Hypnose und Trancezustände werden seit der Frühzeit der Menschheit, z.B. im Schamanismus, im alten Ägypten von den Priestern und als Heilschlaf in den Tempeln des antiken Griechenlandes, verwendet.

Anwendungsbereiche waren vor allem die Heilung von Krankheiten und die Unterstützung von Veränderungen auf der Ebene der Identität. Zum Beispiel in Ritualen, die den Übergang vom Jugendlichen zum Erwachsenen begleiten.

Wissenschaftlich wurde die Hypnose um 1770 von Franz Anton Mesmer wiederentdeckt. Mesmer führte bei seinen PatientInnen durch streichen mit den Händen einen Trance-Zustand herbei und erzielte damit beeindruckende Heilungserfolge.

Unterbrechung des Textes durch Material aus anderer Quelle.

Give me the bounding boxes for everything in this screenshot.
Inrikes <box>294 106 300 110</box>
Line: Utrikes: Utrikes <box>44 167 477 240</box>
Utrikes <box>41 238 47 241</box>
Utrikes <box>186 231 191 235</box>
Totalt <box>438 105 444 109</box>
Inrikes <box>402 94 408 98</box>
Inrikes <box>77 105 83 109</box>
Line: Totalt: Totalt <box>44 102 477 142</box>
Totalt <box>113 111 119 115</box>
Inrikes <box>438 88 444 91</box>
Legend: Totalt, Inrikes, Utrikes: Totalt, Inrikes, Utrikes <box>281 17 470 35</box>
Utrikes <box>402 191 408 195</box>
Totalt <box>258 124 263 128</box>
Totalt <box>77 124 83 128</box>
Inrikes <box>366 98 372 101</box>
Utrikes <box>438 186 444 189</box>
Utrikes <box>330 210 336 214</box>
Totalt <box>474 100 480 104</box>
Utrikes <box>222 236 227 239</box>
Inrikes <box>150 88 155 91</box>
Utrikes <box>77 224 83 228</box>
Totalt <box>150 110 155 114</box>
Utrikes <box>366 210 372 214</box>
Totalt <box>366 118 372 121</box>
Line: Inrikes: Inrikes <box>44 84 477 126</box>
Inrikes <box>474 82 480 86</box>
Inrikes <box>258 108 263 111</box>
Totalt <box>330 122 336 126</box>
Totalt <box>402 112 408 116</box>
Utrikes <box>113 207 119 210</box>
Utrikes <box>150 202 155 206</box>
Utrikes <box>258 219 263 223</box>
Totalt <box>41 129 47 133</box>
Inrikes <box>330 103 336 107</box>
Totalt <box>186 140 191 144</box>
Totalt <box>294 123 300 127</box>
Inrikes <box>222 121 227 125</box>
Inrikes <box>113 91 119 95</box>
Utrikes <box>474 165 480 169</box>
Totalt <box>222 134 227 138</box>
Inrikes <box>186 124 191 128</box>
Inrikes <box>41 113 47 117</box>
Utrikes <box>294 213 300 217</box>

Im 19. Jahrhundert war Frankreich mit den Schulen in Nancy (Ambroise-Auguste Liébeault, Hippolyte Bernheim) und Paris (Jean-Martin Charcot) führend in der Erforschung der Hypnose für die Anwendung in der Psychiatrie. Sigmund Freud studiertet bei Jean-Martin Charcot und kam mit der Hypnose in Kontakt. Aus dem Konzept des Unbewussten der Hypnose entwickelte er die Psychoanalyse.

Im 20. Jahrhundert entwickelte im amerikanischen Raum der Psychiater Milton H. Erickson eine neue Form der Hypnotherapie, die heute als die modernste Form der Hypnose gilt und aus der sich weitere psychologische Methoden wie z. B. das NLP (Neurolinguistisches Programmieren) entwickelt haben.

Durch die Integration der Psychoanalyse Sigmund Freuds in die Hypnose entstand die Hypnoanalyse.

Die moderne, in Österreich anerkannte, Hypnosepsychotherapie integriert die drei wesentlichen Strömungen innerhalb der Hypnose. Die direkte Beeinflussung von körperlichen Prozessen (z.B. Schmerzausschaltung, Stoffwechsel…), die aufdeckende Hypnoanalyse für die Behandlung von frühen Störungen und schwerden psychischen Erkrankungen und den Lösungs- und Zukunftorientierten Ansatz von Milton H. Erickson.